The excess glucose enters the polyol pathway, and sorbitol accumulates in the lens because aldose reductase is highly active.
Sorbitol dehydrogenase is low in the lens, causing sorbitol to be trapped inside.
Sorbitol is osmotically active, drawing water into the lens, leading to lens fiber swelling and cataract formation.
Tissues Affected
Tissues with high aldose reductase activity and low sorbitol dehydrogenase are vulnerable:
Lens of the eye
Retina
Kidney
Schwann cells (peripheral nerves)
Seminal vesicles
Clinical Consequences of Sorbitol Accumulation
Organ | Clinical Condition | Mechanism |
|---|---|---|
Lens | Cataracts | Osmotic stress from sorbitol → lens fiber swelling, protein aggregation |
Peripheral nerves | Diabetic neuropathy | Sorbitol-induced osmotic and oxidative stress damages Schwann cells |
Retina | Diabetic retinopathy | Contributes to microvascular damage |
Kidney | Diabetic nephropathy | Aggravates osmotic and oxidative damage |
Seminal vesicles | Fructose production | Normal function for sperm nutrition; not pathological |
Pathophysiological Mechanisms
Osmotic Stress: Sorbitol is osmotically active and poorly diffusible → cell swelling, rupture.
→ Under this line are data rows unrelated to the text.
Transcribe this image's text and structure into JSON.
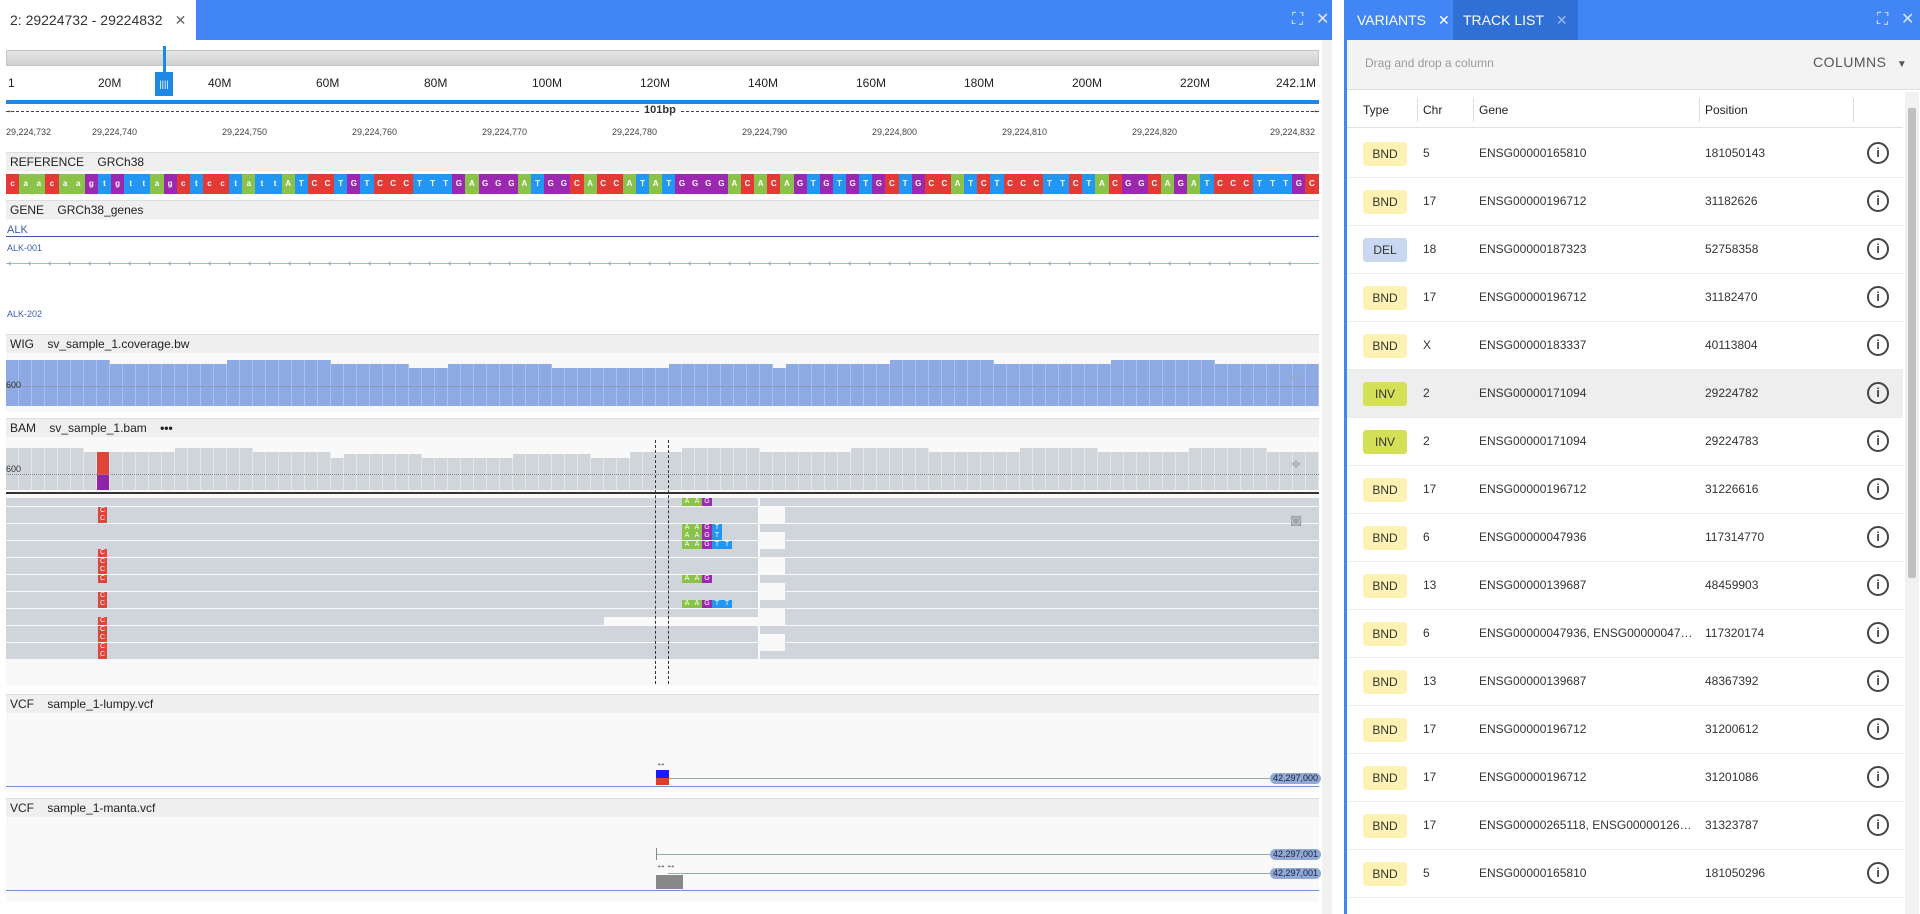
{
  "left_tab": {
    "label": "2: 29224732 - 29224832",
    "close": "✕"
  },
  "ideogram": {
    "ticks": [
      "1",
      "20M",
      "40M",
      "60M",
      "80M",
      "100M",
      "120M",
      "140M",
      "160M",
      "180M",
      "200M",
      "220M",
      "242.1M"
    ],
    "span_label": "101bp"
  },
  "coordinates": [
    "29,224,732",
    "29,224,740",
    "29,224,750",
    "29,224,760",
    "29,224,770",
    "29,224,780",
    "29,224,790",
    "29,224,800",
    "29,224,810",
    "29,224,820",
    "29,224,832"
  ],
  "tracks": {
    "reference": {
      "type": "REFERENCE",
      "name": "GRCh38",
      "sequence": "caacaagtgttagctcctattATCCTGTCCCTTTGAGGGATGGCACCATATGGGGACACAGTGTGTGCTGCCATCTCCCTTCTACGGCAGATCCCTTTGC"
    },
    "gene": {
      "type": "GENE",
      "name": "GRCh38_genes",
      "gene": "ALK",
      "transcripts": [
        "ALK-001",
        "ALK-202"
      ]
    },
    "wig": {
      "type": "WIG",
      "name": "sv_sample_1.coverage.bw",
      "axis": "600"
    },
    "bam": {
      "type": "BAM",
      "name": "sv_sample_1.bam",
      "menu": "•••",
      "axis": "600"
    },
    "vcf1": {
      "type": "VCF",
      "name": "sample_1-lumpy.vcf",
      "end_label": "42,297,000"
    },
    "vcf2": {
      "type": "VCF",
      "name": "sample_1-manta.vcf",
      "end_label_1": "42,297,001",
      "end_label_2": "42,297,001"
    }
  },
  "base_colors": {
    "A": "#8bc34a",
    "C": "#e53935",
    "G": "#9c27b0",
    "T": "#2196f3"
  },
  "right_tabs": [
    {
      "label": "VARIANTS",
      "close": "✕"
    },
    {
      "label": "TRACK LIST",
      "close": "✕"
    }
  ],
  "drop_hint": "Drag and drop a column",
  "columns_button": "COLUMNS",
  "grid": {
    "headers": [
      "Type",
      "Chr",
      "Gene",
      "Position"
    ],
    "rows": [
      {
        "type": "BND",
        "chr": "5",
        "gene": "ENSG00000165810",
        "pos": "181050143"
      },
      {
        "type": "BND",
        "chr": "17",
        "gene": "ENSG00000196712",
        "pos": "31182626"
      },
      {
        "type": "DEL",
        "chr": "18",
        "gene": "ENSG00000187323",
        "pos": "52758358"
      },
      {
        "type": "BND",
        "chr": "17",
        "gene": "ENSG00000196712",
        "pos": "31182470"
      },
      {
        "type": "BND",
        "chr": "X",
        "gene": "ENSG00000183337",
        "pos": "40113804"
      },
      {
        "type": "INV",
        "chr": "2",
        "gene": "ENSG00000171094",
        "pos": "29224782"
      },
      {
        "type": "INV",
        "chr": "2",
        "gene": "ENSG00000171094",
        "pos": "29224783"
      },
      {
        "type": "BND",
        "chr": "17",
        "gene": "ENSG00000196712",
        "pos": "31226616"
      },
      {
        "type": "BND",
        "chr": "6",
        "gene": "ENSG00000047936",
        "pos": "117314770"
      },
      {
        "type": "BND",
        "chr": "13",
        "gene": "ENSG00000139687",
        "pos": "48459903"
      },
      {
        "type": "BND",
        "chr": "6",
        "gene": "ENSG00000047936, ENSG00000047…",
        "pos": "117320174"
      },
      {
        "type": "BND",
        "chr": "13",
        "gene": "ENSG00000139687",
        "pos": "48367392"
      },
      {
        "type": "BND",
        "chr": "17",
        "gene": "ENSG00000196712",
        "pos": "31200612"
      },
      {
        "type": "BND",
        "chr": "17",
        "gene": "ENSG00000196712",
        "pos": "31201086"
      },
      {
        "type": "BND",
        "chr": "17",
        "gene": "ENSG00000265118, ENSG00000126…",
        "pos": "31323787"
      },
      {
        "type": "BND",
        "chr": "5",
        "gene": "ENSG00000165810",
        "pos": "181050296"
      }
    ],
    "badge_colors": {
      "BND": "#fdf2b3",
      "DEL": "#c9d7f0",
      "INV": "#d4e157"
    }
  }
}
Oxidative Stress: Consumption of NADPH by aldose reductase reduces glutathione regeneration → increased ROS (reactive oxygen species).
Clinical Correlations
Poor glycemic control accelerates polyol pathway activation.
Long-term diabetic complications are partly due to polyol pathway-induced damage.
Therapeutic Insight
Aldose reductase inhibitors (e.g., epalrestat) have been investigated for the prevention of diabetic complications like neuropathy and retinopathy.
Still under clinical evaluation, not widely used due to side effects and limited efficacy.